Well, they’re certainly good at creating magical feelings.
Take the self-construction theorist Stuart Kauffman, waxing poetic on the theory. He says:
I invite you to do something. Go into a forest, by yourself — with some animals and some plants and some bacteria and stuff — and look around and say, “All that’s happened is that for the past 3.5 billion years the sun’s been shining, there’s been a few other sources of free energy, and all this stuff came to exist with nobody in charge.” That’s true. How much do you want for God? It’s so awesome, mysterious, grand. That’s God enough for me.
It is indeed a very cool feeling. For me, it’s similar to the feeling I get watching Mickey Mouse struggle with the animated brooms in Fantasia. Very magical.
It cannot, however, “move the plot.”
How, exactly, do these theories make the emergence of life more likely than by chance? And by how much more likely? What are the odds of any specific feature emerging through teleonomy, synergism, self-organization, self-construction, autopoiesis, or emergence? How would one go about calculating these odds?
Hard to say.
It seems that kind of math Behe applied to neo-Darwinism simply can’t be applied to the new theories, because there is nothing solid to run the numbers on.
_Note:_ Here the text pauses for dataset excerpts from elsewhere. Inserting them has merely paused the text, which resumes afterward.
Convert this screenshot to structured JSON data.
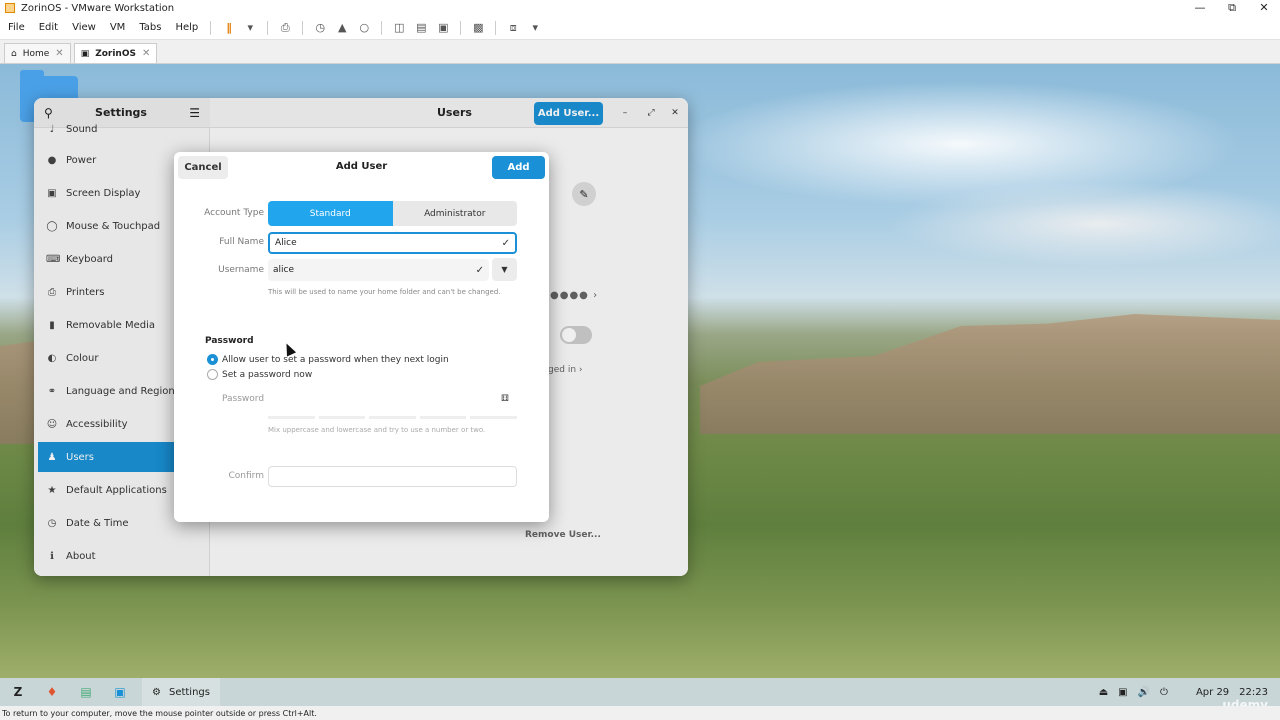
{
  "vmware": {
    "window_title": "ZorinOS - VMware Workstation",
    "menu": [
      "File",
      "Edit",
      "View",
      "VM",
      "Tabs",
      "Help"
    ],
    "tabs": [
      {
        "label": "Home"
      },
      {
        "label": "ZorinOS"
      }
    ],
    "status_text": "To return to your computer, move the mouse pointer outside or press Ctrl+Alt."
  },
  "settings": {
    "sidebar_title": "Settings",
    "main_title": "Users",
    "add_user_button": "Add User...",
    "sidebar_items": [
      {
        "label": "Sound",
        "icon": "speaker-icon"
      },
      {
        "label": "Power",
        "icon": "power-icon"
      },
      {
        "label": "Screen Display",
        "icon": "display-icon"
      },
      {
        "label": "Mouse & Touchpad",
        "icon": "mouse-icon"
      },
      {
        "label": "Keyboard",
        "icon": "keyboard-icon"
      },
      {
        "label": "Printers",
        "icon": "printer-icon"
      },
      {
        "label": "Removable Media",
        "icon": "usb-icon"
      },
      {
        "label": "Colour",
        "icon": "colour-icon"
      },
      {
        "label": "Language and Region",
        "icon": "globe-icon"
      },
      {
        "label": "Accessibility",
        "icon": "accessibility-icon"
      },
      {
        "label": "Users",
        "icon": "users-icon",
        "active": true
      },
      {
        "label": "Default Applications",
        "icon": "star-icon"
      },
      {
        "label": "Date & Time",
        "icon": "clock-icon"
      },
      {
        "label": "About",
        "icon": "info-icon"
      }
    ],
    "background_logged_text": "ged in",
    "remove_user": "Remove User..."
  },
  "dialog": {
    "title": "Add User",
    "cancel": "Cancel",
    "add": "Add",
    "account_type_label": "Account Type",
    "account_types": [
      "Standard",
      "Administrator"
    ],
    "selected_account_type": "Standard",
    "full_name_label": "Full Name",
    "full_name_value": "Alice",
    "username_label": "Username",
    "username_value": "alice",
    "username_hint": "This will be used to name your home folder and can't be changed.",
    "password_section": "Password",
    "password_options": [
      {
        "label": "Allow user to set a password when they next login",
        "selected": true
      },
      {
        "label": "Set a password now",
        "selected": false
      }
    ],
    "password_label": "Password",
    "password_hint": "Mix uppercase and lowercase and try to use a number or two.",
    "confirm_label": "Confirm"
  },
  "taskbar": {
    "active_app": "Settings",
    "date": "Apr 29",
    "time": "22:23"
  },
  "watermark": "udemy",
  "colors": {
    "accent": "#1a91d6",
    "segment_selected": "#21a6ee"
  }
}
To the extent that hard details are actually given, you usually find that the scientist is either (1) sneaking in an unexplained mind (for example, positing unaccounted-for intelligence in bacteria), or (2) merely describing the developing sophistication of life without actually accounting for it.
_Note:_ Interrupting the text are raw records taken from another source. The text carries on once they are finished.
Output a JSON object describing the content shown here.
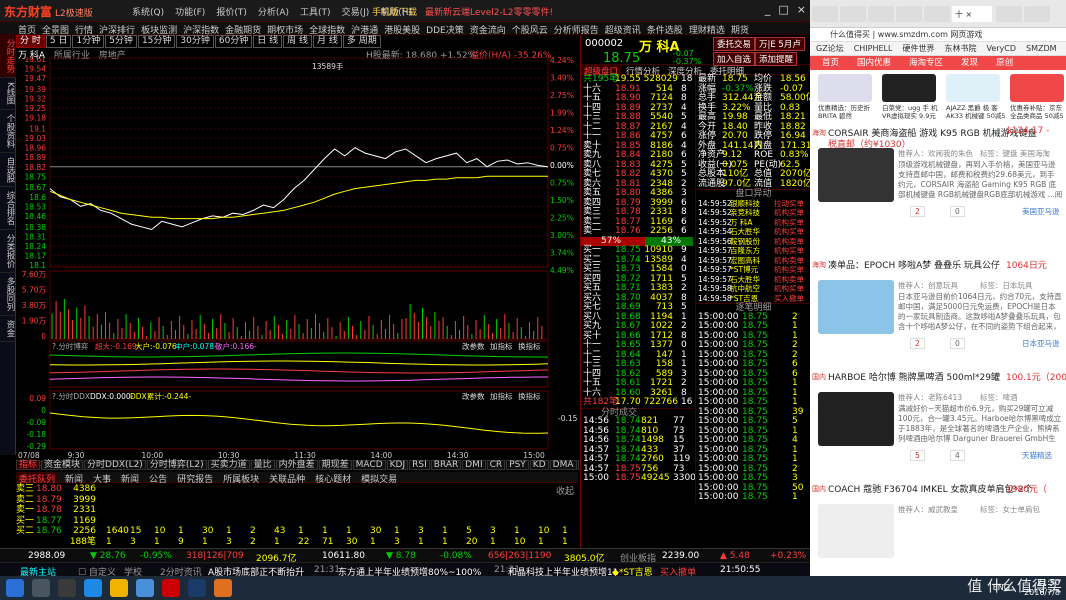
{
  "app": {
    "logo": "东方财富",
    "logo_sub": "L2极速版",
    "menu": [
      "系统(Q)",
      "功能(F)",
      "报价(T)",
      "分析(A)",
      "工具(T)",
      "交易(J)",
      "帮助(H)"
    ],
    "notice_a": "手机版下载",
    "notice_b": "最新新云端Level2-L2零零零件!",
    "nav": [
      "首页",
      "全景图",
      "行情",
      "沪深排行",
      "板块监测",
      "沪深指数",
      "金融期货",
      "期权市场",
      "全球指数",
      "沪港通",
      "港股美股",
      "DDE决策",
      "资金流向",
      "个股风云",
      "分析师报告",
      "超级资讯",
      "条件选股",
      "理财精选",
      "期货"
    ],
    "window_controls": [
      "_",
      "□",
      "×"
    ]
  },
  "leftbar": [
    "分时走势",
    "K线图",
    "个股资料",
    "自选股",
    "综合排名",
    "分类报价",
    "多股同列",
    "资金"
  ],
  "periods": [
    "分 时",
    "5 日",
    "1分钟",
    "5分钟",
    "15分钟",
    "30分钟",
    "60分钟",
    "日 线",
    "周 线",
    "月 线",
    "多 周期"
  ],
  "chart_header": {
    "name": "万 科A",
    "items": [
      "所属行业",
      "房地产"
    ],
    "right": "H股最新: 18.680 +1.52%",
    "prem": "溢价(H/A) -35.26%",
    "hk": "H股",
    "fin": "融资融券"
  },
  "chart_data": {
    "type": "line",
    "title": "万 科A 分时",
    "ylim": [
      18.1,
      19.61
    ],
    "prev_close": 18.82,
    "y_ticks": [
      19.61,
      19.54,
      19.47,
      19.39,
      19.32,
      19.25,
      19.18,
      19.1,
      19.03,
      18.96,
      18.89,
      18.82,
      18.75,
      18.67,
      18.6,
      18.53,
      18.46,
      18.38,
      18.31,
      18.24,
      18.17,
      18.1
    ],
    "y_pct": [
      "4.24%",
      "3.49%",
      "2.75%",
      "1.99%",
      "1.24%",
      "0.75%",
      "0.00%",
      "0.75%",
      "1.50%",
      "2.25%",
      "3.00%",
      "3.74%",
      "4.49%"
    ],
    "x_ticks": [
      "9:30",
      "10:00",
      "10:30",
      "11:30",
      "14:00",
      "14:30",
      "15:00"
    ],
    "date": "07/08",
    "series": [
      {
        "name": "价格",
        "color": "#ffffff",
        "values": [
          18.66,
          18.6,
          18.58,
          18.53,
          18.55,
          18.5,
          18.48,
          18.44,
          18.4,
          18.38,
          18.36,
          18.42,
          18.4,
          18.38,
          18.41,
          18.44,
          18.46,
          18.45,
          18.48,
          18.47,
          18.5,
          18.54,
          18.52,
          18.58,
          18.66,
          18.72,
          18.8,
          18.88,
          18.95,
          18.9,
          18.96,
          18.92,
          18.9,
          18.88,
          18.93,
          18.95,
          18.9,
          18.85,
          18.88,
          18.9,
          18.92,
          18.85,
          18.88,
          18.82,
          18.86,
          18.87,
          18.84,
          18.85,
          18.83,
          18.82
        ]
      },
      {
        "name": "均价",
        "color": "#ffff00",
        "values": [
          18.64,
          18.61,
          18.58,
          18.56,
          18.54,
          18.52,
          18.5,
          18.48,
          18.47,
          18.46,
          18.45,
          18.45,
          18.44,
          18.44,
          18.44,
          18.44,
          18.44,
          18.45,
          18.45,
          18.46,
          18.47,
          18.48,
          18.49,
          18.5,
          18.52,
          18.54,
          18.56,
          18.59,
          18.62,
          18.64,
          18.66,
          18.67,
          18.68,
          18.69,
          18.7,
          18.71,
          18.72,
          18.72,
          18.73,
          18.73,
          18.74,
          18.74,
          18.74,
          18.75,
          18.75,
          18.75,
          18.75,
          18.75,
          18.75,
          18.75
        ]
      }
    ],
    "volume_label": "13589手",
    "vol_ticks": [
      "7.60万",
      "5.70万",
      "3.80万",
      "1.90万",
      "0"
    ],
    "fund_label": "?.分时博弈",
    "fund_items": [
      "超大:-0.169-",
      "大户:-0.076-",
      "中户:0.078-",
      "散户:0.166-"
    ],
    "fund_btns": [
      "改参数",
      "加指标",
      "换指标"
    ],
    "ddx_label": "?.分时DDX",
    "ddx_items": [
      "DDX:0.000-",
      "DDX累计:-0.244-"
    ],
    "ddx_ticks": [
      "0.09",
      "0",
      "-0.09",
      "-0.18",
      "-0.29"
    ],
    "ddx_extra": "-0.15"
  },
  "indicators": [
    "指标",
    "资金模块",
    "分时DDX(L2)",
    "分时博弈(L2)",
    "买卖力道",
    "量比",
    "内外盘差",
    "期现差",
    "MACD",
    "KDJ",
    "RSI",
    "BRAR",
    "DMI",
    "CR",
    "PSY",
    "KD",
    "DMA",
    "TRIX",
    "买卖量",
    "模板"
  ],
  "bottom_tabs": [
    "委托队列",
    "新闻",
    "大事",
    "新闻",
    "公告",
    "研究报告",
    "所属板块",
    "关联品种",
    "核心题材",
    "模拟交易"
  ],
  "queue_label": "收起",
  "queue_rows": [
    {
      "k": "卖三",
      "p": "18.80",
      "v": "4386",
      "nums": []
    },
    {
      "k": "卖二",
      "p": "18.79",
      "v": "3999",
      "nums": []
    },
    {
      "k": "卖一",
      "p": "18.78",
      "v": "2331",
      "nums": []
    },
    {
      "k": "买一",
      "p": "18.77",
      "v": "1169",
      "nums": []
    },
    {
      "k": "买二",
      "p": "18.76",
      "v": "2256",
      "nums": [
        "1640",
        "15",
        "10",
        "1",
        "30",
        "1",
        "2",
        "43",
        "1",
        "1",
        "1",
        "30",
        "1",
        "3",
        "1",
        "5",
        "3",
        "1",
        "10",
        "1"
      ]
    },
    {
      "k": "",
      "p": "",
      "v": "188笔",
      "nums": [
        "1",
        "3",
        "1",
        "9",
        "1",
        "3",
        "2",
        "1",
        "22",
        "71",
        "30",
        "1",
        "3",
        "1",
        "1",
        "20",
        "1",
        "10",
        "1",
        "1"
      ]
    }
  ],
  "right": {
    "code": "000002",
    "name": "万 科A",
    "price": "18.75",
    "chg": "-0.07",
    "chgpct": "-0.37%",
    "btns": [
      "委托交易",
      "万|E 5月卢",
      "加入自选",
      "添加提醒"
    ],
    "tabs": [
      "超级盘口",
      "行情分析",
      "深度分析",
      "委托明细"
    ],
    "sell_header": "共195笔",
    "sell_total": "19.55 528029",
    "sell_n": "18",
    "sells": [
      [
        "十六",
        "18.91",
        "514",
        "8"
      ],
      [
        "十五",
        "18.90",
        "7124",
        "8"
      ],
      [
        "十四",
        "18.89",
        "2737",
        "4"
      ],
      [
        "十三",
        "18.88",
        "5540",
        "5"
      ],
      [
        "十二",
        "18.87",
        "2167",
        "4"
      ],
      [
        "十一",
        "18.86",
        "4757",
        "6"
      ],
      [
        "卖十",
        "18.85",
        "8186",
        "4"
      ],
      [
        "卖九",
        "18.84",
        "2180",
        "6"
      ],
      [
        "卖八",
        "18.83",
        "4275",
        "5"
      ],
      [
        "卖七",
        "18.82",
        "4370",
        "5"
      ],
      [
        "卖六",
        "18.81",
        "2348",
        "2"
      ],
      [
        "卖五",
        "18.80",
        "4386",
        "3"
      ],
      [
        "卖四",
        "18.79",
        "3999",
        "6"
      ],
      [
        "卖三",
        "18.78",
        "2331",
        "8"
      ],
      [
        "卖二",
        "18.77",
        "1169",
        "6"
      ],
      [
        "卖一",
        "18.76",
        "2256",
        "6"
      ]
    ],
    "ratio_l": "57%",
    "ratio_r": "43%",
    "buys": [
      [
        "买一",
        "18.75",
        "10910",
        "9"
      ],
      [
        "买二",
        "18.74",
        "13589",
        "4"
      ],
      [
        "买三",
        "18.73",
        "1584",
        "0"
      ],
      [
        "买四",
        "18.72",
        "1711",
        "5"
      ],
      [
        "买五",
        "18.71",
        "1383",
        "2"
      ],
      [
        "买六",
        "18.70",
        "4037",
        "8"
      ],
      [
        "买七",
        "18.69",
        "713",
        "5"
      ],
      [
        "买八",
        "18.68",
        "1194",
        "1"
      ],
      [
        "买九",
        "18.67",
        "1022",
        "2"
      ],
      [
        "买十",
        "18.66",
        "1712",
        "8"
      ],
      [
        "十一",
        "18.65",
        "1377",
        "0"
      ],
      [
        "十二",
        "18.64",
        "147",
        "1"
      ],
      [
        "十三",
        "18.63",
        "158",
        "1"
      ],
      [
        "十四",
        "18.62",
        "589",
        "3"
      ],
      [
        "十五",
        "18.61",
        "1721",
        "2"
      ],
      [
        "十六",
        "18.60",
        "3261",
        "8"
      ]
    ],
    "buy_footer": "共182笔",
    "buy_total": "17.70 722766",
    "buy_n": "16",
    "stats": [
      [
        "最新",
        "18.75",
        "均价",
        "18.56"
      ],
      [
        "涨幅",
        "-0.37%",
        "涨跌",
        "-0.07"
      ],
      [
        "总手",
        "312.44万",
        "金额",
        "58.00亿"
      ],
      [
        "换手",
        "3.22%",
        "量比",
        "0.83"
      ],
      [
        "最高",
        "19.98",
        "最低",
        "18.21"
      ],
      [
        "今开",
        "18.40",
        "昨收",
        "18.82"
      ],
      [
        "涨停",
        "20.70",
        "跌停",
        "16.94"
      ],
      [
        "外盘",
        "141.14万",
        "内盘",
        "171.31万"
      ],
      [
        "净资产",
        "9.12",
        "ROE",
        "0.83%"
      ],
      [
        "收益(一)",
        "0.075",
        "PE(动)",
        "62.5"
      ],
      [
        "总股本",
        "110亿",
        "总值",
        "2070亿"
      ],
      [
        "流通股",
        "97.0亿",
        "流值",
        "1820亿"
      ]
    ],
    "pk_header": "盘口异动",
    "pk": [
      [
        "14:59:52",
        "银顺科技",
        "拉动买单"
      ],
      [
        "14:59:52",
        "亲竞科技",
        "机构买单"
      ],
      [
        "14:59:52",
        "万 科A",
        "机构买单"
      ],
      [
        "14:59:54",
        "石大胜华",
        "机构买单"
      ],
      [
        "14:59:56",
        "鞍钢股份",
        "机构卖单"
      ],
      [
        "14:59:57",
        "百隆东方",
        "机构买单"
      ],
      [
        "14:59:57",
        "宏图高科",
        "机构卖单"
      ],
      [
        "14:59:57",
        "*ST博元",
        "机构买单"
      ],
      [
        "14:59:57",
        "石大胜华",
        "机构卖单"
      ],
      [
        "14:59:58",
        "杭中航空",
        "机构买单"
      ],
      [
        "14:59:58",
        "*ST吉恩",
        "买入撤单"
      ]
    ],
    "zb_header": "逐笔明细",
    "zb": [
      [
        "15:00:00",
        "18.75",
        "2"
      ],
      [
        "15:00:00",
        "18.75",
        "1"
      ],
      [
        "15:00:00",
        "18.75",
        "1"
      ],
      [
        "15:00:00",
        "18.75",
        "2"
      ],
      [
        "15:00:00",
        "18.75",
        "2"
      ],
      [
        "15:00:00",
        "18.75",
        "6"
      ],
      [
        "15:00:00",
        "18.75",
        "6"
      ],
      [
        "15:00:00",
        "18.75",
        "1"
      ],
      [
        "15:00:00",
        "18.75",
        "1"
      ],
      [
        "15:00:00",
        "18.75",
        "1"
      ],
      [
        "15:00:00",
        "18.75",
        "39"
      ],
      [
        "15:00:00",
        "18.75",
        "5"
      ],
      [
        "15:00:00",
        "18.75",
        "1"
      ],
      [
        "15:00:00",
        "18.75",
        "4"
      ],
      [
        "15:00:00",
        "18.75",
        "1"
      ],
      [
        "15:00:00",
        "18.75",
        "1"
      ],
      [
        "15:00:00",
        "18.75",
        "2"
      ],
      [
        "15:00:00",
        "18.75",
        "3"
      ],
      [
        "15:00:00",
        "18.75",
        "50"
      ],
      [
        "15:00:00",
        "18.75",
        "1"
      ]
    ],
    "fs_header": "分时成交",
    "fs": [
      [
        "14:56",
        "18.74",
        "821",
        "77"
      ],
      [
        "14:56",
        "18.74",
        "810",
        "73"
      ],
      [
        "14:56",
        "18.74",
        "1498",
        "15"
      ],
      [
        "14:57",
        "18.74",
        "433",
        "37"
      ],
      [
        "14:57",
        "18.74",
        "2760",
        "119"
      ],
      [
        "14:57",
        "18.75",
        "756",
        "73"
      ],
      [
        "15:00",
        "18.75",
        "49245",
        "3300"
      ]
    ]
  },
  "statusbar": [
    [
      "2988.09",
      "wht"
    ],
    [
      "▼ 28.76",
      "grn"
    ],
    [
      "-0.95%",
      "grn"
    ],
    [
      "318|126|709",
      "red"
    ],
    [
      "2096.7亿",
      "yel"
    ],
    [
      "10611.80",
      "wht"
    ],
    [
      "▼ 8.78",
      "grn"
    ],
    [
      "-0.08%",
      "grn"
    ],
    [
      "656|263|1190",
      "red"
    ],
    [
      "3805.0亿",
      "yel"
    ],
    [
      "创业板指",
      "gry"
    ],
    [
      "2239.00",
      "wht"
    ],
    [
      "▲ 5.48",
      "red"
    ],
    [
      "+0.23%",
      "red"
    ]
  ],
  "ticker": [
    [
      "最新主站",
      "cyn"
    ],
    [
      "☐ 自定义",
      "gry"
    ],
    [
      "学校",
      "gry"
    ],
    [
      "2分时资讯",
      "gry"
    ],
    [
      "A股市场底部正不断抬升",
      "wht"
    ],
    [
      "21:31",
      "gry"
    ],
    [
      "东方通上半年业绩预增80%~100%",
      "wht"
    ],
    [
      "21:31",
      "gry"
    ],
    [
      "和晶科技上半年业绩预增11",
      "wht"
    ],
    [
      "◆*ST吉恩",
      "yel"
    ],
    [
      "买入撤单",
      "red"
    ],
    [
      "21:50:55",
      "wht"
    ]
  ],
  "browser": {
    "tab_label": "十 ×",
    "url": "什么值得买 | www.smzdm.com 网页游戏",
    "bookmarks": [
      "GZ论坛",
      "CHIPHELL",
      "硬件世界",
      "东林书院",
      "VeryCD",
      "SMZDM"
    ],
    "site_nav": [
      "首页",
      "国内优惠",
      "海淘专区",
      "发现",
      "原创"
    ],
    "tops": [
      {
        "t": "优惠精选：历史折 BRITA 碧然 ¥99+11.76元起",
        "p": ""
      },
      {
        "t": "白菜党：ugg 手 机 VR虚拟现实 9.9元包邮",
        "p": ""
      },
      {
        "t": "AJAZZ 黑爵 极 客 AK33 机械键 50减5",
        "p": ""
      },
      {
        "t": "优惠券补贴：京东 全品类商品 50减5",
        "p": ""
      }
    ],
    "items": [
      {
        "tag": "海淘",
        "title": "CORSAIR 美商海盗船 游戏 K95 RGB 机械游戏键盘",
        "price": "$124.17 -",
        "price2": "税直邮（约¥1030）",
        "by": "推荐人：欢闹我的朱色",
        "cat": "标签：键盘 美国海淘",
        "desc": "顶级游戏机械键盘，再到入手价格，美国亚马逊 支持直邮中国，邮费和税费约29.68美元，到手 约元，CORSAIR 海盗船 Gaming K95 RGB 底部机械键盘 RGB机械键盘RGB底部机械游戏 ...阅读全文",
        "mall": "美国亚马逊",
        "likes": "2",
        "comments": "0"
      },
      {
        "tag": "海淘",
        "title": "凑单品：EPOCH 哆啦A梦 叠叠乐 玩具公仔",
        "price": "1064日元",
        "by": "推荐人：创意玩具",
        "cat": "标签：日本玩具",
        "desc": "日本亚马逊目前价1064日元，约合70元，支持直邮中国，满足5000日元免运费，EPOCH是日本的一家玩具制造商。这款哆啦A梦叠叠乐玩具，包含十个哆啦A梦公仔，在不同的姿势下组合起来，带来... ...阅读全文",
        "mall": "日本亚马逊",
        "likes": "2",
        "comments": "0"
      },
      {
        "tag": "国内",
        "title": "HARBOE 哈尔博 熊牌黑啤酒 500ml*29罐",
        "price": "100.1元（200.1-",
        "by": "推荐人：老陈6413",
        "cat": "标签：啤酒",
        "desc": "满减好价~天猫超市价6.9元，购买29罐可立减100元，合一罐3.45元。Harboe哈尔博黑啤成立于1883年，是全球著名的啤酒生产企业，熊牌系列啤酒由哈尔博 Darguner Brauerei GmbH生产，优惠产品...",
        "mall": "天猫精选",
        "likes": "5",
        "comments": "4"
      },
      {
        "tag": "国内",
        "title": "COACH 蔻驰 F36704 IMKEL 女款真皮单肩包*2个",
        "price": "1980元（",
        "by": "推荐人：威武教皇",
        "cat": "标签：女士单肩包",
        "desc": "",
        "mall": "",
        "likes": "",
        "comments": ""
      }
    ]
  },
  "taskbar": {
    "time": "21:50",
    "date": "2016/7/8",
    "lang": "ENG",
    "watermark": "值 什么值得买"
  }
}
Of course, it’s only fair to expect that an idea will start out vague. Even Darwin’s theory didn’t become really “hard” until it was integrated with Mendelian genetics after his death. I hope that these new hypotheses will be filled out with concrete details soon. Then they can become actual competitors with neo-Darwinism and ID.
But until that happens, they will continue to leave their intended audience unsatisfied. Even in a fantasy novel, you need to do better than that.